На почтовых по частной подорожной езда была разная. Вместо лошадей станционный смотритель предлагал обыкновенно или чайку, или яишенку, или молочка с устоем, под предлогом, что лошади в разгоне и необходимо подождать. Брань и угрозы частному проезжающему, особенно купцу, помогали редко, чаще приходилось капитулировать, идти в сделку со смотрителем, набавляя по полкопейке, а то и больше на версту и лошадь, после чего или тройка оказывалась внезапно возвратившеюся, или ее будто бы ссужали соседи.
Проезжие по казенной надобности были менее тароваты, бранились и дрались с ямщиками, старостами и станционными смотрителями. Самоварчик самоварчиком, отчего не побаловаться, но чтобы к концу чаепития лошади были, а то дым коромыслом, крик, брань, угрозы и ни малейшей прибавки! Мне случилось раз получить лошадей при очень трудных обстоятельствах, когда, по-видимому, никакой надежды не было, благодаря моему рисованию. Я стал заносить в дорожный альбом грязную комнату станционного помещения, незадолго перед тем выгоревшего и пока ютившегося в хате почтового старосты и ямщиков. В ней была всякая всячина, начиная от дуг с колокольчиками и хомутов со шлеями до ребятишек, кур, поросят и теленка включительно.
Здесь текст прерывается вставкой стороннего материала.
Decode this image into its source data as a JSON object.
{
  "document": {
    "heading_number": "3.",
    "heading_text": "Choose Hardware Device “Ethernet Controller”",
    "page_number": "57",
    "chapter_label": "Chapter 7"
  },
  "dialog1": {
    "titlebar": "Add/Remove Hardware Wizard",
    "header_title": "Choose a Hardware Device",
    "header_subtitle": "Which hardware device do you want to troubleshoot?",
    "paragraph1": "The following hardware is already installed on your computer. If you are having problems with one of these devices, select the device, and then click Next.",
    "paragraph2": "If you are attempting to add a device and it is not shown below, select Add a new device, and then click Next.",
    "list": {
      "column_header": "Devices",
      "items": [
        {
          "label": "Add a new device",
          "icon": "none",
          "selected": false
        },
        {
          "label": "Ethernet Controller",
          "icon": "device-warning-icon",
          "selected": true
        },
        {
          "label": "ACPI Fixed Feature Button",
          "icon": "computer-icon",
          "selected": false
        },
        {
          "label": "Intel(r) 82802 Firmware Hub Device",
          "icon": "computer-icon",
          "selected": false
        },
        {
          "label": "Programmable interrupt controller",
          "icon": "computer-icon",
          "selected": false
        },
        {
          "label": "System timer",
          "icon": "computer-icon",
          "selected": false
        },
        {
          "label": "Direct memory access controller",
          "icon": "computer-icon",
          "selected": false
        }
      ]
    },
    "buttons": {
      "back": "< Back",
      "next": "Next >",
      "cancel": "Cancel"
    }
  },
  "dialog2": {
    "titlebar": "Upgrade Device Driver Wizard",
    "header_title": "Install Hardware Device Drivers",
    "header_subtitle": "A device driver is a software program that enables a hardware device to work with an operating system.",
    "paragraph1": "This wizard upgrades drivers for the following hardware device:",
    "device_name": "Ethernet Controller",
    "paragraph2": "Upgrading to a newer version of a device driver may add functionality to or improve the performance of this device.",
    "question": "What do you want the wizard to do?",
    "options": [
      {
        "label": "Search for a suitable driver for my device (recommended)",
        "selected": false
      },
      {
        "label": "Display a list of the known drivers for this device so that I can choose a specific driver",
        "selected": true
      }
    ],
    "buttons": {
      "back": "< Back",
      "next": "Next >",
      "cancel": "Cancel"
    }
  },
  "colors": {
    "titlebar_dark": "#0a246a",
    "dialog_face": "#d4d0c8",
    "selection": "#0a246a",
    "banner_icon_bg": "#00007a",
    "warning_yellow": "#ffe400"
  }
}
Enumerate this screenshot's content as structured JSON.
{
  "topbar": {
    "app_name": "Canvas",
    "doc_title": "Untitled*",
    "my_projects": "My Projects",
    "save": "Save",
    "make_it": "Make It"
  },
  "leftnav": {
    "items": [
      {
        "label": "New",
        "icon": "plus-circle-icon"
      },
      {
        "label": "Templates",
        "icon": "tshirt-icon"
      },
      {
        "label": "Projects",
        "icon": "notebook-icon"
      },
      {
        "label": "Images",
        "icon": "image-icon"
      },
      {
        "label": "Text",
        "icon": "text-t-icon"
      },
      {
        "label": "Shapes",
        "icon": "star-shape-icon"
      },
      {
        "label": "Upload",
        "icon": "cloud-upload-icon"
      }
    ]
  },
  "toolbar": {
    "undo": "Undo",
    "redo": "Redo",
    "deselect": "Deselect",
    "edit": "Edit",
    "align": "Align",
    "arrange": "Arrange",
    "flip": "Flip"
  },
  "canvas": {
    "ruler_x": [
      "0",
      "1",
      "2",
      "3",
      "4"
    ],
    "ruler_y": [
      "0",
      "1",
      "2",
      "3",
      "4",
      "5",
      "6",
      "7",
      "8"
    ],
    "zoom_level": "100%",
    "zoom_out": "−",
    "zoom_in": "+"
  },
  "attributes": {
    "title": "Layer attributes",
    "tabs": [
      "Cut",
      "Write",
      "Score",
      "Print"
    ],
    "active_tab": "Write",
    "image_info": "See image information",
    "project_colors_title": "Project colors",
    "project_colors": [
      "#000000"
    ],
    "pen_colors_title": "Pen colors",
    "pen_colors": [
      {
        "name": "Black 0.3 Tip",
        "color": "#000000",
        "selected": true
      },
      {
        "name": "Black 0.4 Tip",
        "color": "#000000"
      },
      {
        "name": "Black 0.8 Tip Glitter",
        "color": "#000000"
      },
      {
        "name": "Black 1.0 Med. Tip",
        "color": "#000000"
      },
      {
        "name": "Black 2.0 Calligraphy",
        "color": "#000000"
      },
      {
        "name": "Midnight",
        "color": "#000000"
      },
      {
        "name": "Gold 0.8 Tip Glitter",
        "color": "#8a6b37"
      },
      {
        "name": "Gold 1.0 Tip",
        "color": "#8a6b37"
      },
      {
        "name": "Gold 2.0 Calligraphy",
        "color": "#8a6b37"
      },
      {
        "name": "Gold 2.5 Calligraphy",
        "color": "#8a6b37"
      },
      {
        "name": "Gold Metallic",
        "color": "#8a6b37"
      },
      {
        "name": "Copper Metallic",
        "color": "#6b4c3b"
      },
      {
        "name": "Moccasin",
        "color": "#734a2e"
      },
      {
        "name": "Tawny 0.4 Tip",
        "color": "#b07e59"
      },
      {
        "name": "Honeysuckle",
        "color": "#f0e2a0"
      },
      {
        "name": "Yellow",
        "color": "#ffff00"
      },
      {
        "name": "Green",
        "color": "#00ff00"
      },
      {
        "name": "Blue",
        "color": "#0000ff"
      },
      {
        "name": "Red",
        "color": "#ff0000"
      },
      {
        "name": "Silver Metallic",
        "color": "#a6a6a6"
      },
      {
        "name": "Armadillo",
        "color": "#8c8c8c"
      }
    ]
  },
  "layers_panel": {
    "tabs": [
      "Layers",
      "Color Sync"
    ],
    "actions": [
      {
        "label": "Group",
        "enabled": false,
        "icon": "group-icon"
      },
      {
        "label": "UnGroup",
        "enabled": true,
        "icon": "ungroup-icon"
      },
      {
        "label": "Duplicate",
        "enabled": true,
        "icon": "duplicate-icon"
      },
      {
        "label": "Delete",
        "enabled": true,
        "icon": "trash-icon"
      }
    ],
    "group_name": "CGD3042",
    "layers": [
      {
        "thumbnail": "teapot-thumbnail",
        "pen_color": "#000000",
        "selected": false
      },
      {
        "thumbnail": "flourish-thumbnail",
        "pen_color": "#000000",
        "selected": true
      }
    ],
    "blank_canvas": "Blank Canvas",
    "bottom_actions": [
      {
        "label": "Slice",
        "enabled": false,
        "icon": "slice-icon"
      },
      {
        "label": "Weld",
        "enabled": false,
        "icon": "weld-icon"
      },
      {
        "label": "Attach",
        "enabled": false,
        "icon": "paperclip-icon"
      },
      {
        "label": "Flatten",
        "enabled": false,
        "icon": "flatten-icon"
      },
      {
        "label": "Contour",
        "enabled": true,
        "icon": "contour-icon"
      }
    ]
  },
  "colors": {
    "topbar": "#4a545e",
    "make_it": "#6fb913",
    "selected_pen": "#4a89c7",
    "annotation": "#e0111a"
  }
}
Чем дальше подвигался мой рисунок, тем больше интересовались им присутствовавшие, признавая вещи, людей и животных. Но вошедший в разгар аханий староста посмотрел на дело иначе. «Позвольте вас спросить, — тревожно обратился он ко мне, — для какой надобности вы пишете?» — «Так, для себя». — «Сделайте милость, не пишите: ведь станция сгорела, а новая не готова, я уж и так тороплю, это не моя вина…» Отчаявшись убедить меня в том, что списывать такой беспорядок не следует и что это не его вина, староста ушел и очень скоро доложил: «Пожалуйте садиться, лошади готовы!»
По курьерской подорожной ехали сибирским трактом очень скоро, так скоро, как, вероятно, нигде в другом месте. Я ездил два раза курьером в Туркестан, через Сибирь, один раз летом, другой — зимой, и оба раза езда была прямо бешеная; случалось делать по 400 верст в сутки. В начале лета на колесах, а в начале зимы на полозьях, когда бесконечные обозы не пробили еще колей и ухабов, — езда, даже очень быстрая, была сравнительно сносна, но по аршинным колеям и саженным ухабам она представляла нечто ужасное, настоящую пытку; только казанские тарантасы могли выдерживать такую встряску, такие толчки, подпрыгивания, перескакивания, и все это без спанья, почти без питанья, лишь со спешным глотанием чая и чего бог пошлет. «Нет ли чего поесть?» — спросил я раз, входя в станционную комнату. «Точно так, есть, — ответил сторож из отставных солдат, — борщ стоит в холодке», — и он вытащил из холодной печки миску со щами. Разогревать было некогда, и я жадно принялся хлебать похлебку, несколько странный вкус которой заставил меня после первых ложек поближе всмотреться: борщ оказался полным больших жирных белых червей, — старый воин передержал в холодке.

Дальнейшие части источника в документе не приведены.